Pasi Lampela was responsible for one of the finest relationship dramas of the autumn of 2005 with his play Tiimi, and the situation does not look any worse this autumn either, as the new Geneva work is largely the same tree as Tiimi , a tight contemporary drama, full of the familiar analysis of the economic hype of the last decade and the related bursting of the bubble. However, it is not a question of causes and consequences, strict economic laws, but of people and their problems.

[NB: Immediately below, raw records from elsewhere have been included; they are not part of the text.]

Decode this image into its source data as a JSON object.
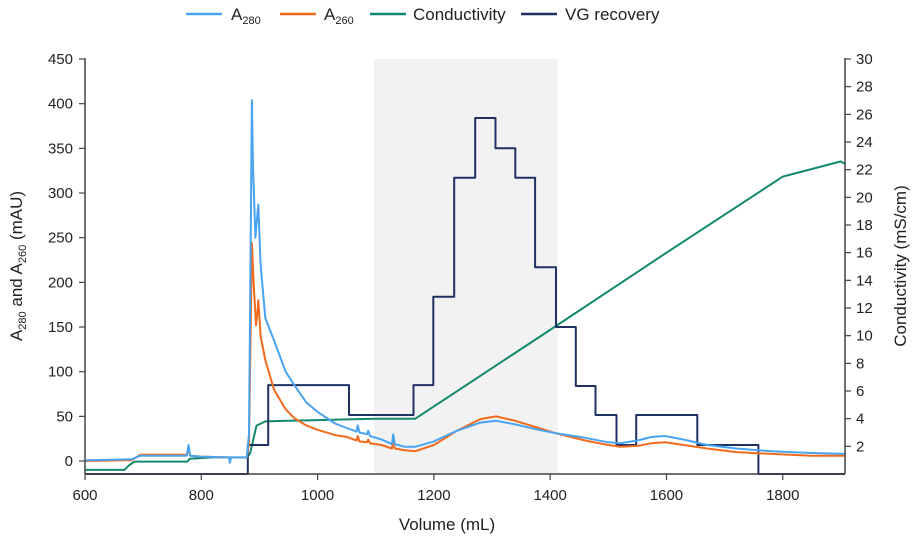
{
  "chart_data": {
    "type": "line",
    "title": "",
    "xlabel": "Volume (mL)",
    "ylabel": {
      "main": "A",
      "sub1": "280",
      "mid": " and A",
      "sub2": "260",
      "tail": " (mAU)"
    },
    "y2label": "Conductivity (mS/cm)",
    "xlim": [
      600,
      1907
    ],
    "ylim": [
      -14.5,
      450
    ],
    "y2lim": [
      0,
      30
    ],
    "xticks": [
      600,
      800,
      1000,
      1200,
      1400,
      1600,
      1800
    ],
    "yticks": [
      0,
      50,
      100,
      150,
      200,
      250,
      300,
      350,
      400,
      450
    ],
    "y2ticks": [
      2,
      4,
      6,
      8,
      10,
      12,
      14,
      16,
      18,
      20,
      22,
      24,
      26,
      28,
      30
    ],
    "grid": false,
    "legend_position": "top-center",
    "shaded_region": {
      "x0": 1097,
      "x1": 1413,
      "color": "#f2f2f2"
    },
    "series": [
      {
        "name": "A280",
        "name_main": "A",
        "name_sub": "280",
        "color": "#4aa3f0",
        "axis": "left",
        "points": [
          [
            600,
            1
          ],
          [
            680,
            2
          ],
          [
            695,
            6
          ],
          [
            775,
            6
          ],
          [
            778,
            18
          ],
          [
            781,
            6
          ],
          [
            800,
            5
          ],
          [
            848,
            4
          ],
          [
            849,
            -2
          ],
          [
            851,
            4
          ],
          [
            878,
            4
          ],
          [
            882,
            30
          ],
          [
            885,
            250
          ],
          [
            887,
            404
          ],
          [
            889,
            330
          ],
          [
            893,
            250
          ],
          [
            897,
            280
          ],
          [
            898,
            287
          ],
          [
            902,
            220
          ],
          [
            910,
            160
          ],
          [
            925,
            135
          ],
          [
            945,
            100
          ],
          [
            960,
            85
          ],
          [
            980,
            66
          ],
          [
            1000,
            55
          ],
          [
            1030,
            42
          ],
          [
            1050,
            37
          ],
          [
            1067,
            33
          ],
          [
            1069,
            40
          ],
          [
            1072,
            32
          ],
          [
            1085,
            30
          ],
          [
            1087,
            34
          ],
          [
            1090,
            28
          ],
          [
            1110,
            24
          ],
          [
            1128,
            19
          ],
          [
            1130,
            30
          ],
          [
            1133,
            19
          ],
          [
            1150,
            16
          ],
          [
            1168,
            16
          ],
          [
            1200,
            22
          ],
          [
            1240,
            34
          ],
          [
            1280,
            43
          ],
          [
            1307,
            45
          ],
          [
            1340,
            41
          ],
          [
            1380,
            35
          ],
          [
            1410,
            31
          ],
          [
            1460,
            26
          ],
          [
            1500,
            21
          ],
          [
            1520,
            20
          ],
          [
            1550,
            23
          ],
          [
            1575,
            27
          ],
          [
            1598,
            28
          ],
          [
            1630,
            24
          ],
          [
            1670,
            18
          ],
          [
            1720,
            14
          ],
          [
            1780,
            11
          ],
          [
            1850,
            9
          ],
          [
            1907,
            8
          ]
        ]
      },
      {
        "name": "A260",
        "name_main": "A",
        "name_sub": "260",
        "color": "#f26a1b",
        "axis": "left",
        "points": [
          [
            600,
            0
          ],
          [
            680,
            1
          ],
          [
            695,
            7
          ],
          [
            775,
            7
          ],
          [
            778,
            15
          ],
          [
            781,
            6
          ],
          [
            800,
            5
          ],
          [
            848,
            4
          ],
          [
            849,
            0
          ],
          [
            851,
            4
          ],
          [
            878,
            4
          ],
          [
            882,
            20
          ],
          [
            885,
            150
          ],
          [
            887,
            244
          ],
          [
            890,
            200
          ],
          [
            894,
            152
          ],
          [
            897,
            170
          ],
          [
            898,
            180
          ],
          [
            902,
            140
          ],
          [
            910,
            113
          ],
          [
            925,
            80
          ],
          [
            945,
            58
          ],
          [
            960,
            48
          ],
          [
            980,
            40
          ],
          [
            1000,
            35
          ],
          [
            1030,
            29
          ],
          [
            1050,
            27
          ],
          [
            1067,
            23
          ],
          [
            1069,
            28
          ],
          [
            1072,
            22
          ],
          [
            1085,
            21
          ],
          [
            1087,
            24
          ],
          [
            1090,
            20
          ],
          [
            1110,
            18
          ],
          [
            1128,
            14
          ],
          [
            1130,
            22
          ],
          [
            1133,
            14
          ],
          [
            1150,
            12
          ],
          [
            1168,
            11
          ],
          [
            1200,
            18
          ],
          [
            1240,
            34
          ],
          [
            1280,
            47
          ],
          [
            1307,
            50
          ],
          [
            1340,
            45
          ],
          [
            1380,
            37
          ],
          [
            1410,
            31
          ],
          [
            1460,
            23
          ],
          [
            1500,
            18
          ],
          [
            1520,
            16
          ],
          [
            1550,
            17
          ],
          [
            1575,
            20
          ],
          [
            1598,
            21
          ],
          [
            1630,
            18
          ],
          [
            1670,
            14
          ],
          [
            1720,
            10
          ],
          [
            1780,
            8
          ],
          [
            1850,
            6
          ],
          [
            1907,
            6
          ]
        ]
      },
      {
        "name": "Conductivity",
        "color": "#12896e",
        "axis": "right",
        "points": [
          [
            600,
            0.3
          ],
          [
            668,
            0.3
          ],
          [
            675,
            0.6
          ],
          [
            685,
            0.9
          ],
          [
            776,
            0.9
          ],
          [
            780,
            1.1
          ],
          [
            820,
            1.2
          ],
          [
            878,
            1.2
          ],
          [
            884,
            1.5
          ],
          [
            895,
            3.5
          ],
          [
            910,
            3.8
          ],
          [
            950,
            3.85
          ],
          [
            1000,
            3.9
          ],
          [
            1050,
            3.95
          ],
          [
            1100,
            4.0
          ],
          [
            1168,
            4.0
          ],
          [
            1410,
            10.7
          ],
          [
            1600,
            16.0
          ],
          [
            1800,
            21.5
          ],
          [
            1900,
            22.6
          ],
          [
            1907,
            22.4
          ]
        ]
      },
      {
        "name": "VG recovery",
        "color": "#1f3163",
        "axis": "left",
        "points": [
          [
            600,
            -14.5
          ],
          [
            880,
            -14.5
          ],
          [
            880,
            18
          ],
          [
            915,
            18
          ],
          [
            915,
            85
          ],
          [
            1054,
            85
          ],
          [
            1054,
            51.5
          ],
          [
            1165,
            51.5
          ],
          [
            1165,
            85
          ],
          [
            1199,
            85
          ],
          [
            1199,
            184
          ],
          [
            1235,
            184
          ],
          [
            1235,
            317
          ],
          [
            1271,
            317
          ],
          [
            1271,
            384
          ],
          [
            1306,
            384
          ],
          [
            1306,
            350
          ],
          [
            1340,
            350
          ],
          [
            1340,
            317
          ],
          [
            1374,
            317
          ],
          [
            1374,
            217
          ],
          [
            1410,
            217
          ],
          [
            1410,
            150
          ],
          [
            1444,
            150
          ],
          [
            1444,
            84
          ],
          [
            1478,
            84
          ],
          [
            1478,
            51.5
          ],
          [
            1514,
            51.5
          ],
          [
            1514,
            18
          ],
          [
            1548,
            18
          ],
          [
            1548,
            51.5
          ],
          [
            1653,
            51.5
          ],
          [
            1653,
            18
          ],
          [
            1758,
            18
          ],
          [
            1758,
            -14.5
          ],
          [
            1907,
            -14.5
          ]
        ]
      }
    ]
  }
}
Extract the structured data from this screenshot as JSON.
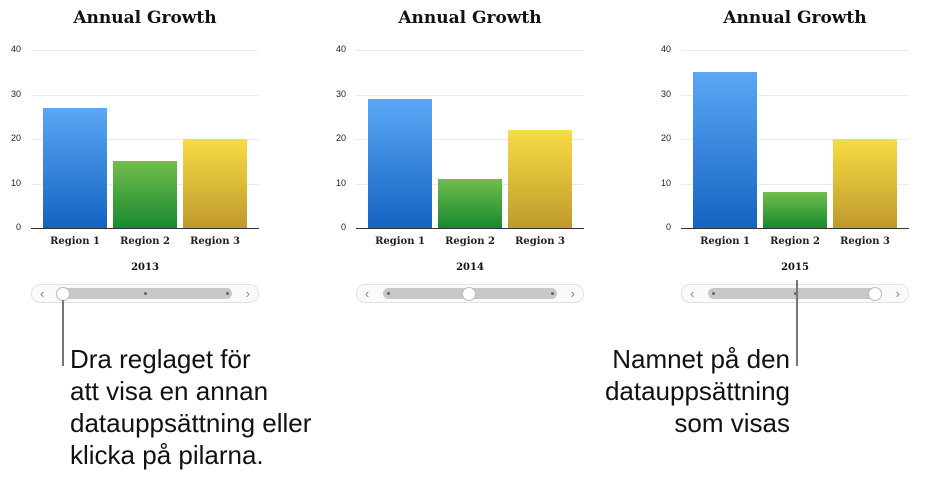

Located on the shores of Lake Geneva and considered one of the most beautiful cities in Europe, the medium-sized small metropolis is an idyllic getaway where the play’s Finnish protagonists, businessman Henrik Rotko (Carl-Kristian Rundman), his wife Anna (Merja Larivaara) and their daughter Marianne (Pihla Penttinen) have emigrated. There, they are surrounded by a small circle of colleagues and friends.

Eppu Salminen and Ursula Salo play the play’s other, slightly younger Finnish couple, with whom the Rotkots are prepared to spend a nice evening. The situation is like something straight out of Edward Albee’s legendary play Who’s Afraid of Virginia Woolf . The evening gets extra electricity when Rotko’s former mentor and business partner Jaakko Halme (Pekka Laiho) arrives.

I liked Geneva even more than the Team. In a short time, Lampela has developed in leaps and bounds. In his last works, the slight sketchiness of his first works has been replaced by an increasingly controlled development of situations and the production of an enjoyable dialogue that fits naturally in people’s mouths.

The magnificent ensemble and the stylishly stylish technical and artistic execution throughout guarantee that the two-hour film in Geneva will fly by almost as if on the wings. I would almost have liked to watch it even longer.